C’est d’ailleurs Traoré qui a pris la suite de Sanogo lui concédant, au passage, le titre « d’ancien chef d’Etat » et, surtout, les avantages qui vont avec. Ce qui n’a pas empêché Sanogo de demander à ses sbires de lui coller, le moment venu, une sérieuse « branlée » qui l’a conduit dans un hôpital militaire français. Ceux qui pensent que Traoré, avec le feu vert d’IBK, est dans un schéma de pardon-réconciliation se « plantent ». Traoré et IBK sont dans la main des « bérets verts », les laissés-pour-compte d’une armée malienne particulièrement pitoyable (cf. LDD Mali 098/Jeudi 22 août 2013).
Le capitaine/général et les siens ont une lecture spécifique de l’histoire récente du Mali : s’ils n’avaient pas dégagé Amadou Toumani Touré (ATT) du pouvoir, ni Traoré ni IBK ne pourraient aujourd’hui parader à la tête de l’Etat. Il est donc normal, pensent-ils, que l’ascenseur leur soit renvoyé ; autrement dit, les débarrasser de ceux qui se sont opposés, avec plus ou moins de détermination, au putsch, à la junte, à la politique de la junte et aux complices de la junte.
Première cible : le 33ème Régiment commando parachutiste (RCP), les « bérets rouges ». Dissous, puis réintégré dans l’armée après des changements de têtes, bientôt « délocalisé » dans le Nord-Mali. Deuxième cible : le Front du refus (FDR). Au lendemain du coup d’Etat du 22 mars, le Front uni pour la sauvegarde de la démocratie et la République au Mali avait été mis en place par une quarantaine de formations politiques. Les têtes d’affiche de ce FDR en étaient Soumaïla Cissé, Dramane Dembélé et Modibo Sidibé. Ils ont terminé deuxième, troisième et quatrième. Mais le Front du refus a été rompu au second tour : Dembélé a choisi, contre son parti, l’ADEMA, de soutenir IBK ; la victoire d’IBK a donc été, d’abord, l’échec du FDR (cf. LDD Mali 097/Jeudi 15 août 2013). Ce qui a permis à Sanogo et aux siens de refaire leur apparition sur le devant de la scène.
Mais si les anti-junte s’étaient regroupés en Front du refus, les pro-junte avaient, eux aussi, formé une Coalition patriotique pour le Mali (COPAM) qui saluait la chute du régime d’ATT bien plus que l’accession au pouvoir des militaires. La figure la plus emblématique de cette COPAM a été… IBK. Pour le reste, c’était un assemblage de personnalités diverses unies par les opportunités offertes par le vide politique résultant du départ d’ATT. Le seul qui a tiré son épingle du jeu est d’ailleurs IBK, strictement opportuniste dans sa démarche quand d’autres s’efforçaient de trouver des justifications idéologiques ou intellectuelles à leur soutien à la junte.

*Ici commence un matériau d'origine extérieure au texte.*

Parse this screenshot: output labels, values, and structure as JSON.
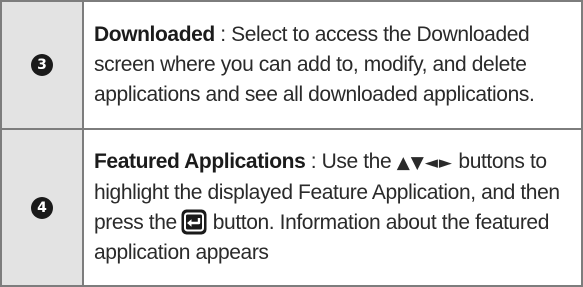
{
  "rows": [
    {
      "number": "3",
      "title": "Downloaded",
      "separator": " : ",
      "text": "Select to access the Downloaded screen where you can add to, modify, and delete applications and see all downloaded applications."
    },
    {
      "number": "4",
      "title": "Featured Applications",
      "separator": " : ",
      "text_before_arrows": "Use the ",
      "arrows": "▲▼◄►",
      "text_after_arrows": " buttons to highlight the displayed Feature Application, and then press the",
      "icon": "enter-button-icon",
      "text_after_icon": "button. Information about the featured application appears"
    }
  ]
}
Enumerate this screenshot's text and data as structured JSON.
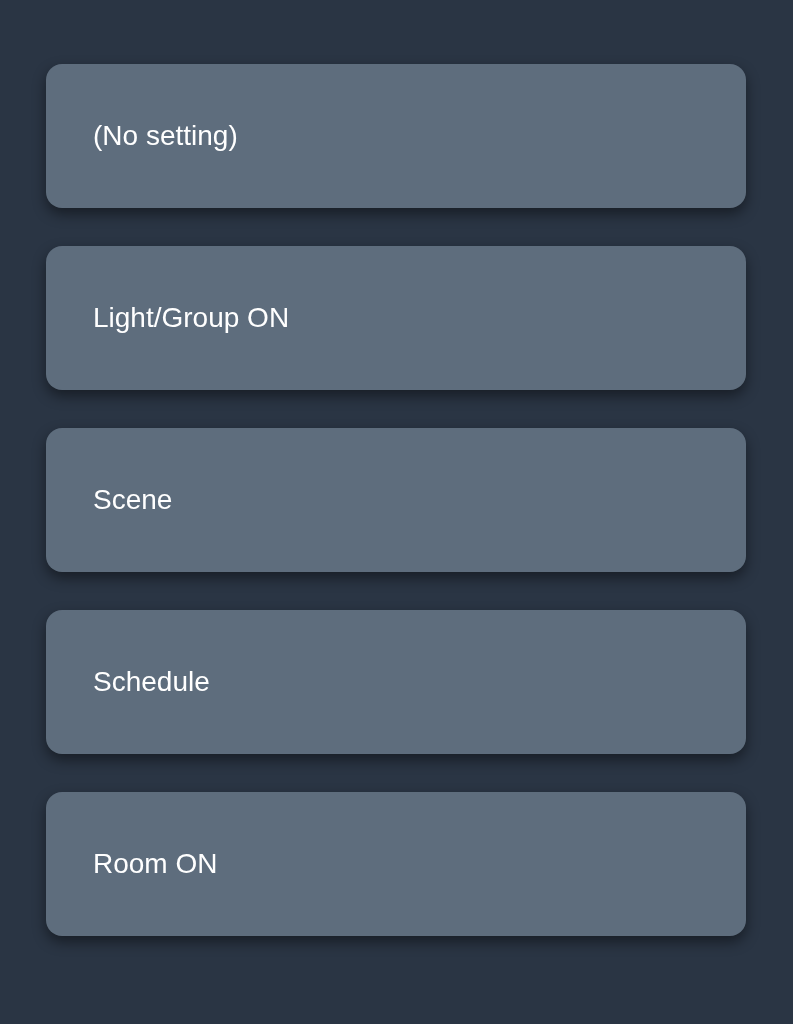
{
  "options": [
    {
      "label": "(No setting)"
    },
    {
      "label": "Light/Group ON"
    },
    {
      "label": "Scene"
    },
    {
      "label": "Schedule"
    },
    {
      "label": "Room ON"
    }
  ]
}
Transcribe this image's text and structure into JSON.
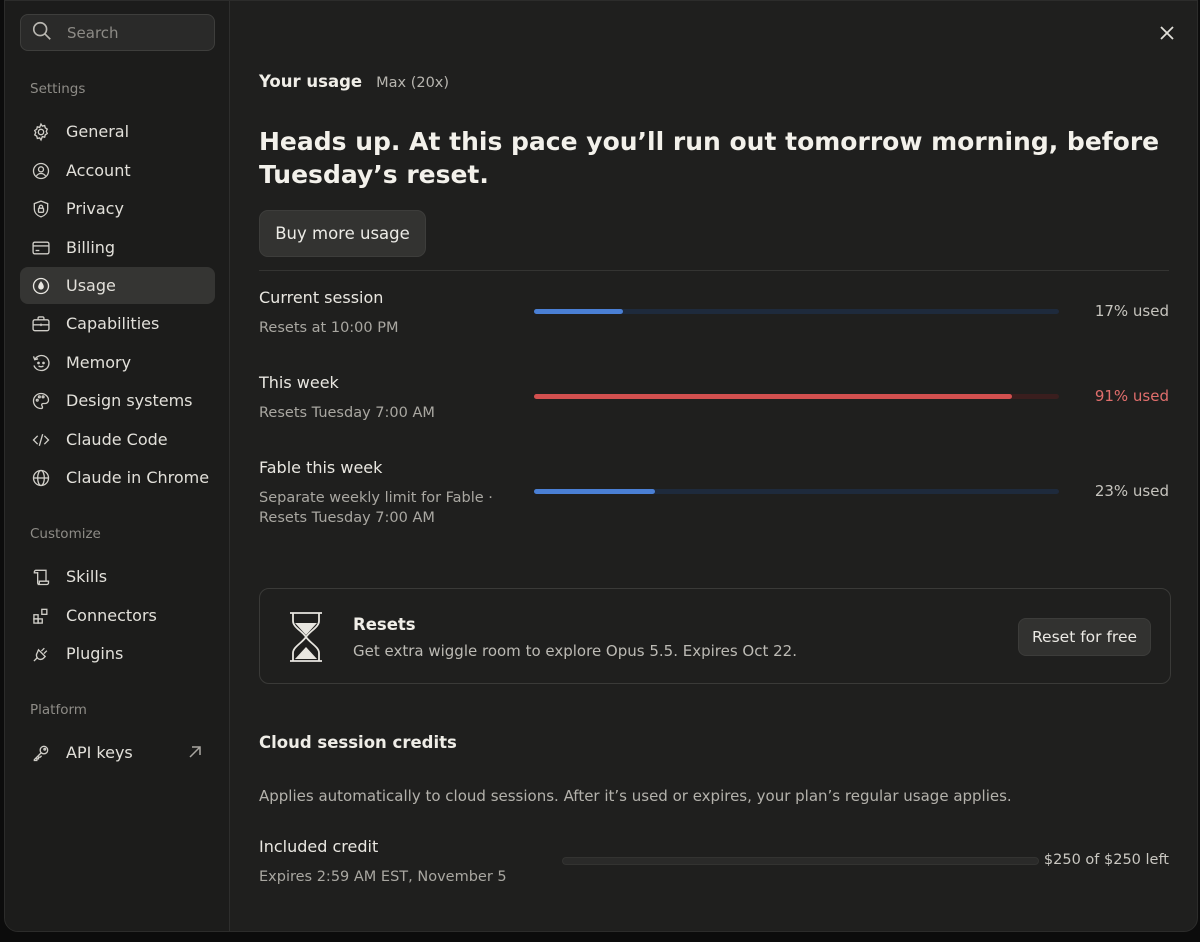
{
  "search": {
    "placeholder": "Search"
  },
  "sidebar": {
    "sections": [
      {
        "label": "Settings"
      },
      {
        "label": "Customize"
      },
      {
        "label": "Platform"
      }
    ],
    "settings_items": [
      {
        "label": "General",
        "icon": "gear-icon"
      },
      {
        "label": "Account",
        "icon": "user-circle-icon"
      },
      {
        "label": "Privacy",
        "icon": "shield-lock-icon"
      },
      {
        "label": "Billing",
        "icon": "credit-card-icon"
      },
      {
        "label": "Usage",
        "icon": "gauge-icon",
        "active": true
      },
      {
        "label": "Capabilities",
        "icon": "toolbox-icon"
      },
      {
        "label": "Memory",
        "icon": "memory-icon"
      },
      {
        "label": "Design systems",
        "icon": "palette-icon"
      },
      {
        "label": "Claude Code",
        "icon": "code-icon"
      },
      {
        "label": "Claude in Chrome",
        "icon": "globe-icon"
      }
    ],
    "customize_items": [
      {
        "label": "Skills",
        "icon": "scroll-icon"
      },
      {
        "label": "Connectors",
        "icon": "blocks-icon"
      },
      {
        "label": "Plugins",
        "icon": "plug-icon"
      }
    ],
    "platform_items": [
      {
        "label": "API keys",
        "icon": "key-icon",
        "external_icon": "arrow-up-right-icon"
      }
    ]
  },
  "main": {
    "heading": "Your usage",
    "plan": "Max (20x)",
    "headsup": "Heads up. At this pace you’ll run out tomorrow morning, before Tuesday’s reset.",
    "buy_button": "Buy more usage",
    "usage_rows": [
      {
        "title": "Current session",
        "subtitle": "Resets at 10:00 PM",
        "percent": 17,
        "percent_label": "17% used",
        "color": "#4a7fd4",
        "warning": false
      },
      {
        "title": "This week",
        "subtitle": "Resets Tuesday 7:00 AM",
        "percent": 91,
        "percent_label": "91% used",
        "color": "#d2504f",
        "warning": true
      },
      {
        "title": "Fable this week",
        "subtitle": "Separate weekly limit for Fable ·",
        "subtitle2": "Resets Tuesday 7:00 AM",
        "percent": 23,
        "percent_label": "23% used",
        "color": "#4a7fd4",
        "warning": false
      }
    ],
    "resets_card": {
      "title": "Resets",
      "description": "Get extra wiggle room to explore Opus 5.5. Expires Oct 22.",
      "button": "Reset for free",
      "icon": "hourglass-icon"
    },
    "cloud": {
      "title": "Cloud session credits",
      "description": "Applies automatically to cloud sessions. After it’s used or expires, your plan’s regular usage applies.",
      "credit_title": "Included credit",
      "credit_subtitle": "Expires 2:59 AM EST, November 5",
      "credit_left": "$250 of $250 left",
      "credit_used_fraction": 0
    }
  },
  "colors": {
    "accent_blue": "#4a7fd4",
    "warning_red": "#d2504f",
    "warning_text": "#e06e6c"
  }
}
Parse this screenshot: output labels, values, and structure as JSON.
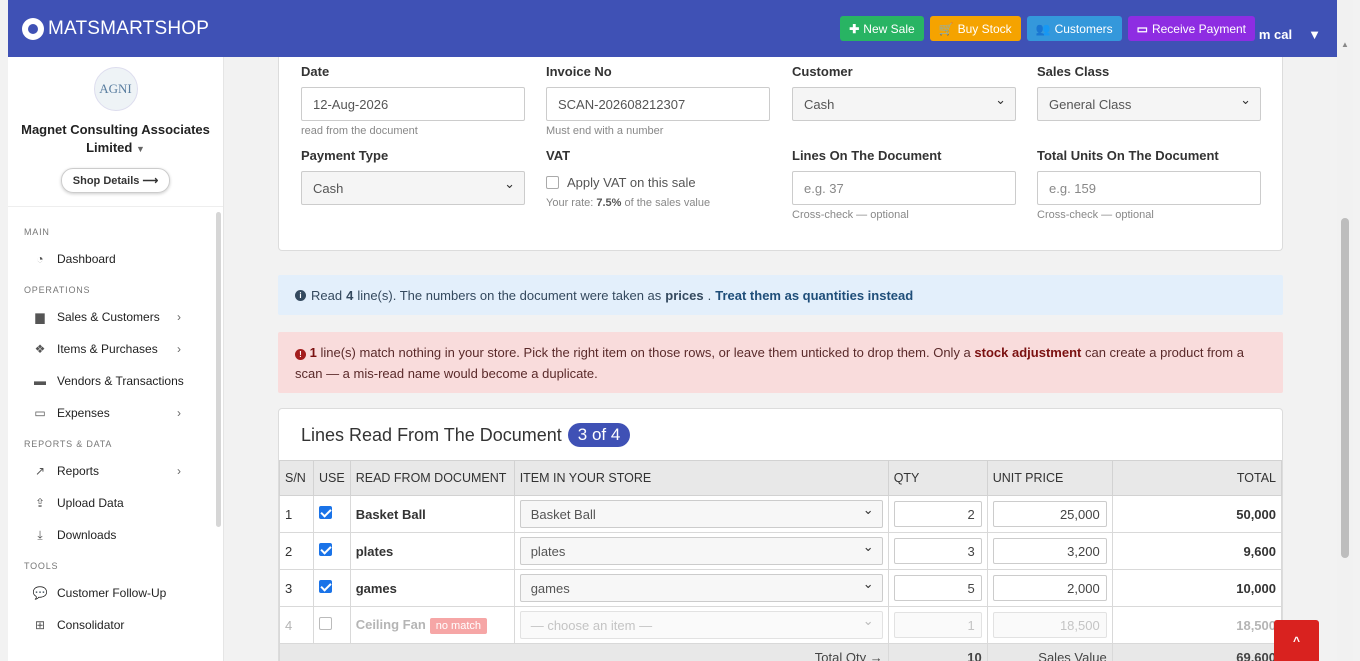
{
  "brand": {
    "name": "MATSMARTSHOP"
  },
  "topbar": {
    "buttons": [
      {
        "label": "New Sale",
        "icon": "plus-icon",
        "color": "#28b463"
      },
      {
        "label": "Buy Stock",
        "icon": "cart-icon",
        "color": "#f5a300"
      },
      {
        "label": "Customers",
        "icon": "users-icon",
        "color": "#3498db"
      },
      {
        "label": "Receive Payment",
        "icon": "card-icon",
        "color": "#8e2de2"
      }
    ],
    "user": "m cal"
  },
  "sidebar": {
    "logo_text": "AGNI",
    "org_name": "Magnet Consulting Associates Limited",
    "shop_details": "Shop Details",
    "sections": [
      {
        "title": "MAIN",
        "items": [
          {
            "label": "Dashboard",
            "icon": "dashboard-icon",
            "chevron": false
          }
        ]
      },
      {
        "title": "OPERATIONS",
        "items": [
          {
            "label": "Sales & Customers",
            "icon": "bag-icon",
            "chevron": true
          },
          {
            "label": "Items & Purchases",
            "icon": "cubes-icon",
            "chevron": true
          },
          {
            "label": "Vendors & Transactions",
            "icon": "truck-icon",
            "chevron": false
          },
          {
            "label": "Expenses",
            "icon": "card-icon",
            "chevron": true
          }
        ]
      },
      {
        "title": "REPORTS & DATA",
        "items": [
          {
            "label": "Reports",
            "icon": "chart-icon",
            "chevron": true
          },
          {
            "label": "Upload Data",
            "icon": "upload-icon",
            "chevron": false
          },
          {
            "label": "Downloads",
            "icon": "download-icon",
            "chevron": false
          }
        ]
      },
      {
        "title": "TOOLS",
        "items": [
          {
            "label": "Customer Follow-Up",
            "icon": "comment-icon",
            "chevron": false
          },
          {
            "label": "Consolidator",
            "icon": "sitemap-icon",
            "chevron": false
          }
        ]
      }
    ]
  },
  "form": {
    "date": {
      "label": "Date",
      "value": "12-Aug-2026",
      "hint": "read from the document"
    },
    "invoice": {
      "label": "Invoice No",
      "value": "SCAN-202608212307",
      "hint": "Must end with a number"
    },
    "customer": {
      "label": "Customer",
      "value": "Cash"
    },
    "sales_class": {
      "label": "Sales Class",
      "value": "General Class"
    },
    "payment_type": {
      "label": "Payment Type",
      "value": "Cash"
    },
    "vat": {
      "label": "VAT",
      "checkbox_label": "Apply VAT on this sale",
      "rate_prefix": "Your rate:",
      "rate": "7.5%",
      "rate_suffix": "of the sales value"
    },
    "lines": {
      "label": "Lines On The Document",
      "placeholder": "e.g. 37",
      "hint": "Cross-check — optional"
    },
    "units": {
      "label": "Total Units On The Document",
      "placeholder": "e.g. 159",
      "hint": "Cross-check — optional"
    }
  },
  "info_alert": {
    "pre": "Read",
    "count": "4",
    "mid": "line(s). The numbers on the document were taken as",
    "prices": "prices",
    "link": "Treat them as quantities instead"
  },
  "error_alert": {
    "count": "1",
    "text1": "line(s) match nothing in your store. Pick the right item on those rows, or leave them unticked to drop them. Only a",
    "bold": "stock adjustment",
    "text2": "can create a product from a scan — a mis-read name would become a duplicate."
  },
  "lines_table": {
    "title": "Lines Read From The Document",
    "badge": "3 of 4",
    "headers": [
      "S/N",
      "USE",
      "READ FROM DOCUMENT",
      "ITEM IN YOUR STORE",
      "QTY",
      "UNIT PRICE",
      "TOTAL"
    ],
    "rows": [
      {
        "sn": "1",
        "use": true,
        "read": "Basket Ball",
        "item": "Basket Ball",
        "qty": "2",
        "price": "25,000",
        "total": "50,000"
      },
      {
        "sn": "2",
        "use": true,
        "read": "plates",
        "item": "plates",
        "qty": "3",
        "price": "3,200",
        "total": "9,600"
      },
      {
        "sn": "3",
        "use": true,
        "read": "games",
        "item": "games",
        "qty": "5",
        "price": "2,000",
        "total": "10,000"
      },
      {
        "sn": "4",
        "use": false,
        "read": "Ceiling Fan",
        "badge": "no match",
        "item": "— choose an item —",
        "qty": "1",
        "price": "18,500",
        "total": "18,500"
      }
    ],
    "footer": {
      "qty_label": "Total Qty →",
      "qty": "10",
      "value_label": "Sales Value",
      "value": "69,600"
    }
  },
  "back_to_top": "^"
}
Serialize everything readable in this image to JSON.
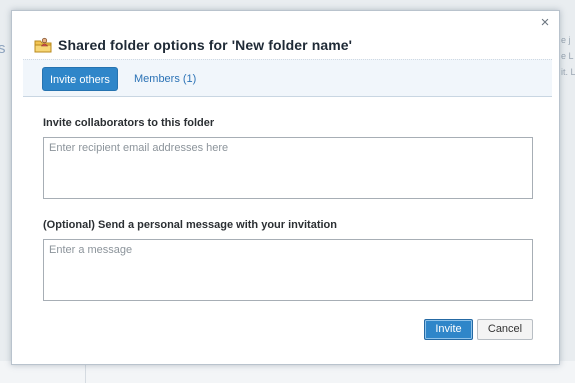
{
  "background": {
    "left_glyph": "s",
    "right_lines": [
      "e j",
      "e L",
      "it. L"
    ]
  },
  "dialog": {
    "title": "Shared folder options for 'New folder name'",
    "close_glyph": "×",
    "tabs": [
      {
        "label": "Invite others",
        "active": true
      },
      {
        "label": "Members (1)",
        "active": false
      }
    ],
    "invite_label": "Invite collaborators to this folder",
    "invite_placeholder": "Enter recipient email addresses here",
    "message_label": "(Optional) Send a personal message with your invitation",
    "message_placeholder": "Enter a message",
    "invite_button": "Invite",
    "cancel_button": "Cancel",
    "icons": {
      "title": "shared-folder-icon",
      "close": "close-icon"
    },
    "colors": {
      "accent": "#2f86c9",
      "tab_bar": "#f1f6fb",
      "link": "#2c73b6"
    }
  }
}
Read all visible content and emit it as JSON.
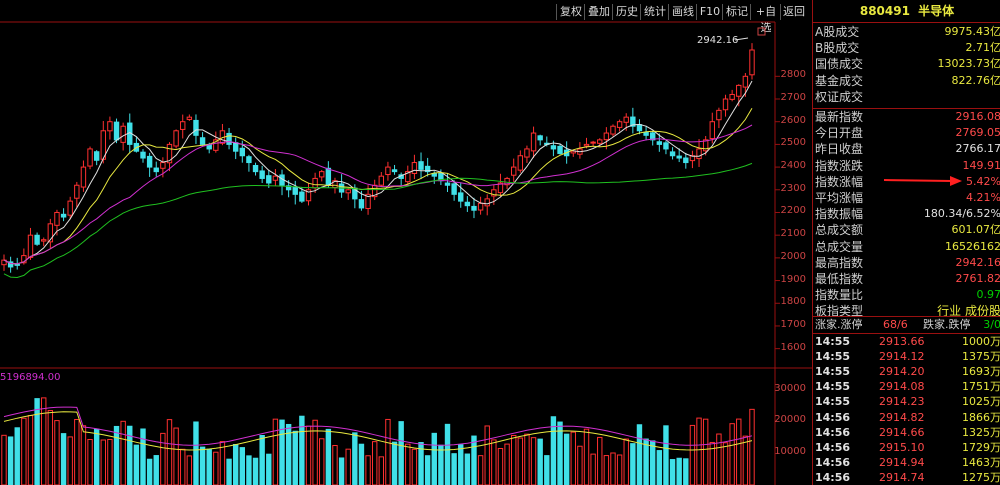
{
  "toolbar": {
    "buttons": [
      "复权",
      "叠加",
      "历史",
      "统计",
      "画线",
      "F10",
      "标记",
      "+自选",
      "返回"
    ]
  },
  "chart": {
    "max_label": "2942.16",
    "price_axis": [
      "2800",
      "2700",
      "2600",
      "2500",
      "2400",
      "2300",
      "2200",
      "2100",
      "2000",
      "1900",
      "1800",
      "1700",
      "1600"
    ],
    "volume_header": "5196894.00",
    "volume_axis": [
      "30000",
      "20000",
      "10000"
    ]
  },
  "chart_data": {
    "type": "candlestick",
    "series": [
      {
        "name": "close",
        "values": [
          1990,
          1960,
          1970,
          2010,
          2100,
          2060,
          2080,
          2150,
          2200,
          2180,
          2250,
          2320,
          2400,
          2480,
          2430,
          2560,
          2600,
          2520,
          2580,
          2500,
          2470,
          2440,
          2400,
          2380,
          2420,
          2500,
          2560,
          2600,
          2620,
          2540,
          2500,
          2480,
          2520,
          2560,
          2500,
          2470,
          2450,
          2420,
          2380,
          2350,
          2330,
          2360,
          2320,
          2300,
          2280,
          2250,
          2300,
          2350,
          2380,
          2320,
          2340,
          2290,
          2300,
          2260,
          2220,
          2280,
          2320,
          2360,
          2400,
          2380,
          2350,
          2380,
          2420,
          2390,
          2380,
          2360,
          2340,
          2320,
          2280,
          2250,
          2230,
          2210,
          2240,
          2260,
          2300,
          2330,
          2350,
          2400,
          2450,
          2480,
          2550,
          2520,
          2500,
          2480,
          2460,
          2450,
          2470,
          2480,
          2500,
          2510,
          2520,
          2550,
          2580,
          2600,
          2620,
          2580,
          2560,
          2540,
          2520,
          2500,
          2480,
          2450,
          2440,
          2420,
          2450,
          2480,
          2520,
          2600,
          2650,
          2700,
          2720,
          2760,
          2800,
          2916
        ]
      }
    ],
    "ylim": [
      1550,
      2960
    ],
    "volume_ylim": [
      0,
      33000
    ]
  },
  "panel": {
    "header_code": "880491",
    "header_name": "半导体",
    "rows": [
      {
        "label": "A股成交",
        "value": "9975.43亿",
        "color": "#e8e840"
      },
      {
        "label": "B股成交",
        "value": "2.71亿",
        "color": "#e8e840"
      },
      {
        "label": "国债成交",
        "value": "13023.73亿",
        "color": "#e8e840"
      },
      {
        "label": "基金成交",
        "value": "822.76亿",
        "color": "#e8e840"
      },
      {
        "label": "权证成交",
        "value": "",
        "color": "#e8e840"
      },
      {
        "label": "最新指数",
        "value": "2916.08",
        "color": "#ff4a4a"
      },
      {
        "label": "今日开盘",
        "value": "2769.05",
        "color": "#ff4a4a"
      },
      {
        "label": "昨日收盘",
        "value": "2766.17",
        "color": "#e0e0e0"
      },
      {
        "label": "指数涨跌",
        "value": "149.91",
        "color": "#ff4a4a"
      },
      {
        "label": "指数涨幅",
        "value": "5.42%",
        "color": "#ff4a4a"
      },
      {
        "label": "平均涨幅",
        "value": "4.21%",
        "color": "#ff4a4a"
      },
      {
        "label": "指数振幅",
        "value": "180.34/6.52%",
        "color": "#e0e0e0"
      },
      {
        "label": "总成交额",
        "value": "601.07亿",
        "color": "#e8e840"
      },
      {
        "label": "总成交量",
        "value": "16526162",
        "color": "#e8e840"
      },
      {
        "label": "最高指数",
        "value": "2942.16",
        "color": "#ff4a4a"
      },
      {
        "label": "最低指数",
        "value": "2761.82",
        "color": "#ff4a4a"
      },
      {
        "label": "指数量比",
        "value": "0.97",
        "color": "#00d000"
      },
      {
        "label": "板指类型",
        "value": "行业 成份股",
        "color": "#e8e840"
      }
    ],
    "rise_fall": {
      "label1": "涨家.涨停",
      "value1": "68/6",
      "label2": "跌家.跌停",
      "value2": "3/0"
    },
    "ticks": [
      {
        "time": "14:55",
        "price": "2913.66",
        "vol": "1000万"
      },
      {
        "time": "14:55",
        "price": "2914.12",
        "vol": "1375万"
      },
      {
        "time": "14:55",
        "price": "2914.20",
        "vol": "1693万"
      },
      {
        "time": "14:55",
        "price": "2914.08",
        "vol": "1751万"
      },
      {
        "time": "14:55",
        "price": "2914.23",
        "vol": "1025万"
      },
      {
        "time": "14:56",
        "price": "2914.82",
        "vol": "1866万"
      },
      {
        "time": "14:56",
        "price": "2914.66",
        "vol": "1325万"
      },
      {
        "time": "14:56",
        "price": "2915.10",
        "vol": "1729万"
      },
      {
        "time": "14:56",
        "price": "2914.94",
        "vol": "1463万"
      },
      {
        "time": "14:56",
        "price": "2914.74",
        "vol": "1275万"
      }
    ]
  },
  "colors": {
    "up": "#ff3030",
    "down": "#40e0e8",
    "ma5": "#e0e0e0",
    "ma10": "#e8e840",
    "ma20": "#d030d0",
    "ma60": "#20c020"
  }
}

C’est dans ce contexte très contrasté qu’IBK se prépare à prendre la suite de Dioncounda Traoré. Contexte très contrasté car au sein de l’armée, au sein de l’ex-junte, au sein de la coalition qui a soutenu IBK, au sein de l’équipe qui a joué le jeu de la transition avec Traoré, les couteaux, d’ores et déjà, sont sortis. C’est au sein de l’ex-junte, semble-t-il, que les premiers craquements se font entendre. La promotion spectaculaire de Sanogo et de quelques uns des siens a nécessairement suscité des frustrations et des interrogations. Première illustration : la rumeur vite répandue (et aussi vite démentie par les intéressés) de l’arrestation du colonel Youssouf Traoré. Dont on ne sait rien.
Ou pas grand-chose. Il a été membre du CNRDRE (on l’a dit « chef des opérations ») qui a pris le pouvoir à l’issue du coup d’Etat du 22 mars 2012. Il a été en pointe dans l’opposition à l’intervention de troupes étrangères, se fendant même le 6 septembre 2012 d’une lettre à Alassane D. Ouattara, au titre de président de la Cédéao, revendiquant une « expérience sous d’autres cieux » pour refuser cette intervention. Il serait aujourd’hui président de la commission statuts et politique sécuritaire au sein du Comité militaire de suivi de la réforme des forces de défense et de sécurité présidé par le capitaine/général Sanogo. « Je ne fais pas de politique » rétorque le colonel Youssouf Traoré à ceux qui lui reprochent sa proximité avec le FDR* et la tentation d’être « vizir à la place du vizir »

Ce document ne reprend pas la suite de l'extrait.